Understanding these steps will help in predicting how a reaction will proceed under different conditions.

Rate Law

The rate law of a reaction provides an equation that relates the rate of reaction to the concentration of reactants. It is often derived from the rate-determining step, which is the slowest elementary step in a mechanism. In our case, Step 2 is the slowest.
The rate law for this reaction can be originally represented as: \[\text{Rate} = k_2[(CH_3)_3Au]\] However, since we need the rate law expressed with the initial reactant, \((CH_3)_3AuPH_3\), we use the equilibrium expression from Step 1. This allows us to substitute into the rate law, giving:
\[\text{Rate} = k_2 \frac{K_1[(CH_3)_3AuPH_3]}{[PH_3]}\] Here, \(K_1\) is the equilibrium constant from Step 1. This expression shows how reactant concentrations influence the reaction rate.

Reaction Intermediates

In a reaction mechanism, intermediates are species that appear in the mechanism's steps but not in the overall reaction.
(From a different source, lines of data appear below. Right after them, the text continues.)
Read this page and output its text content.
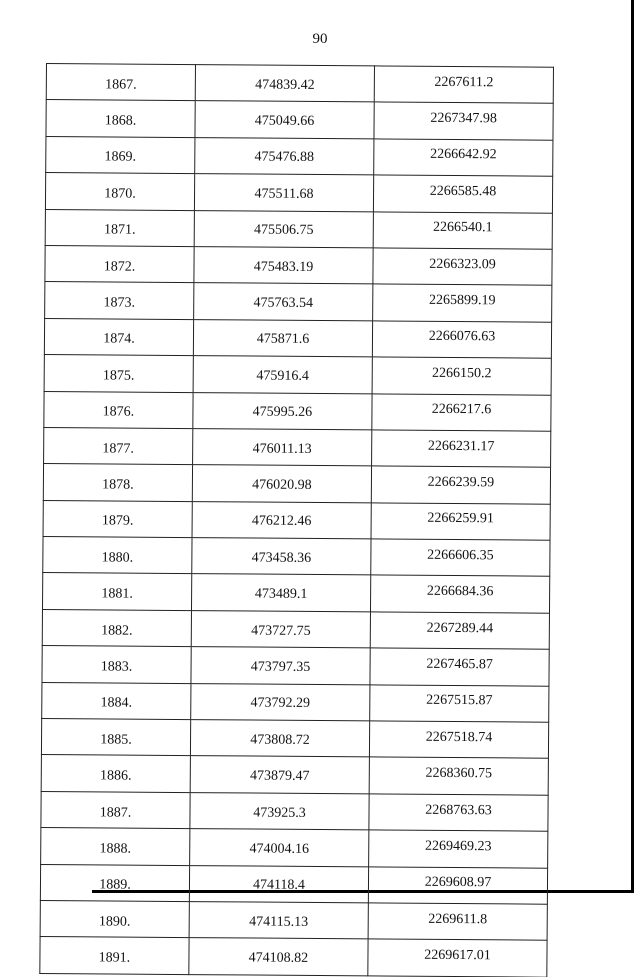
90
1867.	474839.42	2267611.2
1868.	475049.66	2267347.98
1869.	475476.88	2266642.92
1870.	475511.68	2266585.48
1871.	475506.75	2266540.1
1872.	475483.19	2266323.09
1873.	475763.54	2265899.19
1874.	475871.6	2266076.63
1875.	475916.4	2266150.2
1876.	475995.26	2266217.6
1877.	476011.13	2266231.17
1878.	476020.98	2266239.59
1879.	476212.46	2266259.91
1880.	473458.36	2266606.35
1881.	473489.1	2266684.36
1882.	473727.75	2267289.44
1883.	473797.35	2267465.87
1884.	473792.29	2267515.87
1885.	473808.72	2267518.74
1886.	473879.47	2268360.75
1887.	473925.3	2268763.63
1888.	474004.16	2269469.23
1889.	474118.4	2269608.97
1890.	474115.13	2269611.8
1891.	474108.82	2269617.01
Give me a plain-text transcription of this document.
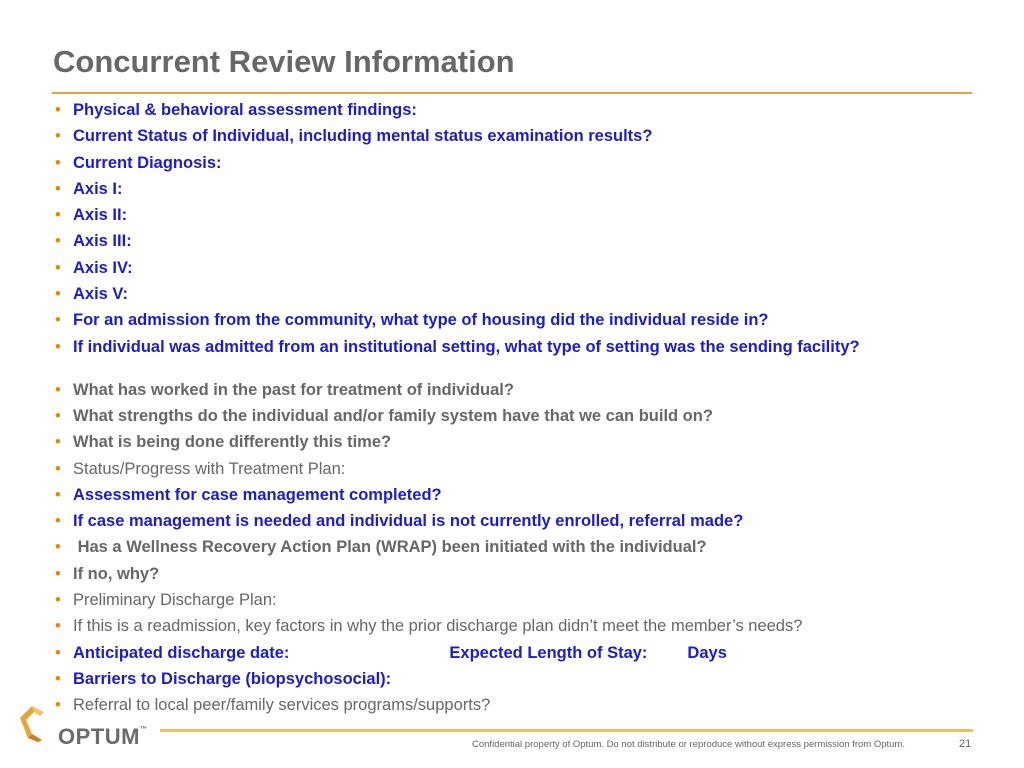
Concurrent Review Information
• Physical & behavioral assessment findings:
• Current Status of Individual, including mental status examination results?
• Current Diagnosis:
• Axis I:
• Axis II:
• Axis III:
• Axis IV:
• Axis V:
• For an admission from the community, what type of housing did the individual reside in?
• If individual was admitted from an institutional setting, what type of setting was the sending facility?
• What has worked in the past for treatment of individual?
• What strengths do the individual and/or family system have that we can build on?
• What is being done differently this time?
• Status/Progress with Treatment Plan:
• Assessment for case management completed?
• If case management is needed and individual is not currently enrolled, referral made?
• Has a Wellness Recovery Action Plan (WRAP) been initiated with the individual?
• If no, why?
• Preliminary Discharge Plan:
• If this is a readmission, key factors in why the prior discharge plan didn’t meet the member’s needs?
• Anticipated discharge date:	Expected Length of Stay: Days
• Barriers to Discharge (biopsychosocial):
• Referral to local peer/family services programs/supports?
OPTUM™
Confidential property of Optum. Do not distribute or reproduce without express permission from Optum.	21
These are neither reactants nor products but form and consume during the progression of the reaction.

• For the given mechanism, the intermediates are:
• \((CH_3)_3Au\): This species is formed in Step 1 and consumed in Step 2.


• \((CH_3)Au\): Formed in Step 2 and consumed in Step 3.

Intermediates are crucial as they often lead to the rate-determining step and thus control the kinetics of the entire reaction.

Rate-Determining Step

A rate-determining step is the slowest step in a reaction mechanism and governs the rate of the overall chemical reaction. For our reaction, this is Step 2, where \((CH_3)_3Au\) decomposes to \(C_2H_6\) and \((CH_3)Au\). This step has the largest activation energy barrier, making it slower than the other steps.
Identifying the rate-determining step is key, as it allows chemists to focus on optimizing or modifying this part of the reaction to influence the overall rate. In practice, knowing this step helps in developing strategies to accelerate reactions for better efficiency.